In the last 6 years I have seen countless businesses come and go from the downtown. They struggle to make rent. Foot traffic is light. Public safety is, as ever, an issue. Lots of people want to live downtown but can’t afford luxury lofts. These are real, chronic problems in the city, problems that contributed to the co-op closing its doors. The doors closed, leaving our neighborhood with a single grocery store farther away, across a busy street—some would say these are just the breaks of the free market. But I see it slightly differently.
I think it’s tempting to believe that the “public” and “private” sectors are completely different spheres, that the fault of a co-op closing lies solely with the free market, with management, with demand.
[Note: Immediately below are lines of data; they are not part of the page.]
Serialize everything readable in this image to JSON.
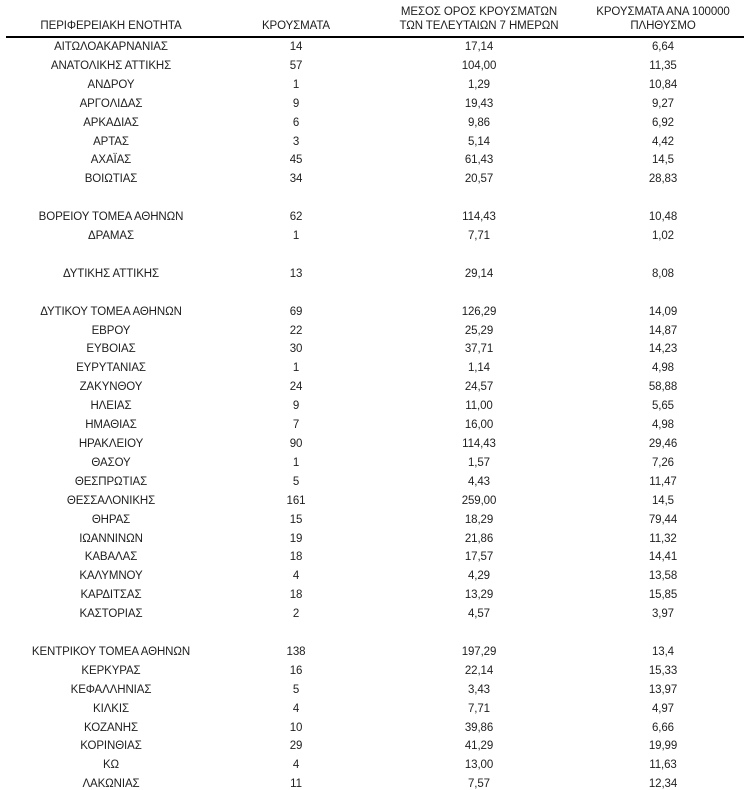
{
  "table": {
    "headers": [
      "ΠΕΡΙΦΕΡΕΙΑΚΗ ΕΝΟΤΗΤΑ",
      "ΚΡΟΥΣΜΑΤΑ",
      "ΜΕΣΟΣ ΟΡΟΣ ΚΡΟΥΣΜΑΤΩΝ\nΤΩΝ ΤΕΛΕΥΤΑΙΩΝ 7 ΗΜΕΡΩΝ",
      "ΚΡΟΥΣΜΑΤΑ ΑΝΑ 100000\nΠΛΗΘΥΣΜΟ"
    ],
    "rows": [
      {
        "cells": [
          "ΑΙΤΩΛΟΑΚΑΡΝΑΝΙΑΣ",
          "14",
          "17,14",
          "6,64"
        ]
      },
      {
        "cells": [
          "ΑΝΑΤΟΛΙΚΗΣ ΑΤΤΙΚΗΣ",
          "57",
          "104,00",
          "11,35"
        ]
      },
      {
        "cells": [
          "ΑΝΔΡΟΥ",
          "1",
          "1,29",
          "10,84"
        ]
      },
      {
        "cells": [
          "ΑΡΓΟΛΙΔΑΣ",
          "9",
          "19,43",
          "9,27"
        ]
      },
      {
        "cells": [
          "ΑΡΚΑΔΙΑΣ",
          "6",
          "9,86",
          "6,92"
        ]
      },
      {
        "cells": [
          "ΑΡΤΑΣ",
          "3",
          "5,14",
          "4,42"
        ]
      },
      {
        "cells": [
          "ΑΧΑΪΑΣ",
          "45",
          "61,43",
          "14,5"
        ]
      },
      {
        "cells": [
          "ΒΟΙΩΤΙΑΣ",
          "34",
          "20,57",
          "28,83"
        ]
      },
      {
        "spacer": true
      },
      {
        "cells": [
          "ΒΟΡΕΙΟΥ ΤΟΜΕΑ ΑΘΗΝΩΝ",
          "62",
          "114,43",
          "10,48"
        ]
      },
      {
        "cells": [
          "ΔΡΑΜΑΣ",
          "1",
          "7,71",
          "1,02"
        ]
      },
      {
        "spacer": true
      },
      {
        "cells": [
          "ΔΥΤΙΚΗΣ ΑΤΤΙΚΗΣ",
          "13",
          "29,14",
          "8,08"
        ]
      },
      {
        "spacer": true
      },
      {
        "cells": [
          "ΔΥΤΙΚΟΥ ΤΟΜΕΑ ΑΘΗΝΩΝ",
          "69",
          "126,29",
          "14,09"
        ]
      },
      {
        "cells": [
          "ΕΒΡΟΥ",
          "22",
          "25,29",
          "14,87"
        ]
      },
      {
        "cells": [
          "ΕΥΒΟΙΑΣ",
          "30",
          "37,71",
          "14,23"
        ]
      },
      {
        "cells": [
          "ΕΥΡΥΤΑΝΙΑΣ",
          "1",
          "1,14",
          "4,98"
        ]
      },
      {
        "cells": [
          "ΖΑΚΥΝΘΟΥ",
          "24",
          "24,57",
          "58,88"
        ]
      },
      {
        "cells": [
          "ΗΛΕΙΑΣ",
          "9",
          "11,00",
          "5,65"
        ]
      },
      {
        "cells": [
          "ΗΜΑΘΙΑΣ",
          "7",
          "16,00",
          "4,98"
        ]
      },
      {
        "cells": [
          "ΗΡΑΚΛΕΙΟΥ",
          "90",
          "114,43",
          "29,46"
        ]
      },
      {
        "cells": [
          "ΘΑΣΟΥ",
          "1",
          "1,57",
          "7,26"
        ]
      },
      {
        "cells": [
          "ΘΕΣΠΡΩΤΙΑΣ",
          "5",
          "4,43",
          "11,47"
        ]
      },
      {
        "cells": [
          "ΘΕΣΣΑΛΟΝΙΚΗΣ",
          "161",
          "259,00",
          "14,5"
        ]
      },
      {
        "cells": [
          "ΘΗΡΑΣ",
          "15",
          "18,29",
          "79,44"
        ]
      },
      {
        "cells": [
          "ΙΩΑΝΝΙΝΩΝ",
          "19",
          "21,86",
          "11,32"
        ]
      },
      {
        "cells": [
          "ΚΑΒΑΛΑΣ",
          "18",
          "17,57",
          "14,41"
        ]
      },
      {
        "cells": [
          "ΚΑΛΥΜΝΟΥ",
          "4",
          "4,29",
          "13,58"
        ]
      },
      {
        "cells": [
          "ΚΑΡΔΙΤΣΑΣ",
          "18",
          "13,29",
          "15,85"
        ]
      },
      {
        "cells": [
          "ΚΑΣΤΟΡΙΑΣ",
          "2",
          "4,57",
          "3,97"
        ]
      },
      {
        "spacer": true
      },
      {
        "cells": [
          "ΚΕΝΤΡΙΚΟΥ ΤΟΜΕΑ ΑΘΗΝΩΝ",
          "138",
          "197,29",
          "13,4"
        ]
      },
      {
        "cells": [
          "ΚΕΡΚΥΡΑΣ",
          "16",
          "22,14",
          "15,33"
        ]
      },
      {
        "cells": [
          "ΚΕΦΑΛΛΗΝΙΑΣ",
          "5",
          "3,43",
          "13,97"
        ]
      },
      {
        "cells": [
          "ΚΙΛΚΙΣ",
          "4",
          "7,71",
          "4,97"
        ]
      },
      {
        "cells": [
          "ΚΟΖΑΝΗΣ",
          "10",
          "39,86",
          "6,66"
        ]
      },
      {
        "cells": [
          "ΚΟΡΙΝΘΙΑΣ",
          "29",
          "41,29",
          "19,99"
        ]
      },
      {
        "cells": [
          "ΚΩ",
          "4",
          "13,00",
          "11,63"
        ]
      },
      {
        "cells": [
          "ΛΑΚΩΝΙΑΣ",
          "11",
          "7,57",
          "12,34"
        ]
      }
    ]
  }
}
But that discounts the reality that Good Earth Market existed on a public road, paying public utilities; it existed in a downtown that hasn’t seen major revitalizing development in 33 years, a downtown with next-to-nothing in the way of affordable housing. One co-op could not possibly change all of these contributing factors, yet it was affected by ALL of them.
The health of our downtown IS the health of our city—the Billings downtown core generates the bulk of the city’s revenue. Billings downtown is how the city pays for police and firemen and new water treatment plants on the west end. The state that it’s in—so much vacant commercial real estate, lack of living options—has real, tangible impacts on the businesses that carry the financial weight of Billings’ future. As a community we must listen to what these leaders are telling us—major downtown revitalization is non-negotiable. It’s the foundation that provides financial security for the rest of the city.
Okay but so what does any of this have to do with City Council?you may be wondering. Well, I’m so glad you asked. City Council votes on every single one of the issues I’ve described. They vote to decide if Billings will allow private investment from out of state (a la One Big Sky District) to massively invest in our downtown; they vote on police and firemen budgets. Snowplowing, recreation services, grass-mowing. If a developer wants to build a whole street of tiny, affordable homes on the south side, City Council would have to rubber stamp the zoning change. Just like they decide if you can have chickens or pigs in your backyard, or if a micro-brewery can open on the west end of town. I know! City Council has its fingers in ALL the pies.
Looked at individually, most of these issues seem tiny. Relative to the bigger ones in our lives—money, health, kids—they *are*, so it’s easy to think they don’t really matter. Who really cares all that much about snowplowing? Water treatment plants? Whether baby Violet can open a bakery in an abandoned church? The problem is that these small decisions add up—they accumulate in mass over time and this accumulation is what forms a city’s reputation.
We know this from looking at other cities: are they known for being ‘green’ or ‘eco-conscious’? Then the equivalent of their City Council is probably voting for things like more trails, energy conservation, expanded parks, and city-wide recycling. Are they known for being ‘artsy’ and ‘vibrant’? Then the City Council has probably been instrumental in zoning or re-zoning venues, pop-up concerts; approving fancy plumbing to artist studios; prioritizing affordable housing. Most of this work is behind-the-scenes, it’s the guts of the city. It’s not about raising taxes, it’s about about policies and priorities that then play out on the daily stage of our lives.
Each election we get to choose what we want our city’s reputation to be going forward. We get to choose if we’re satisfied with the status quo or if, looking around, we think things could be better. I do. This election is the fight for major downtown revitalization and public safety. A fight for a prosperous, vibrant, livable downtown that will power the entire city.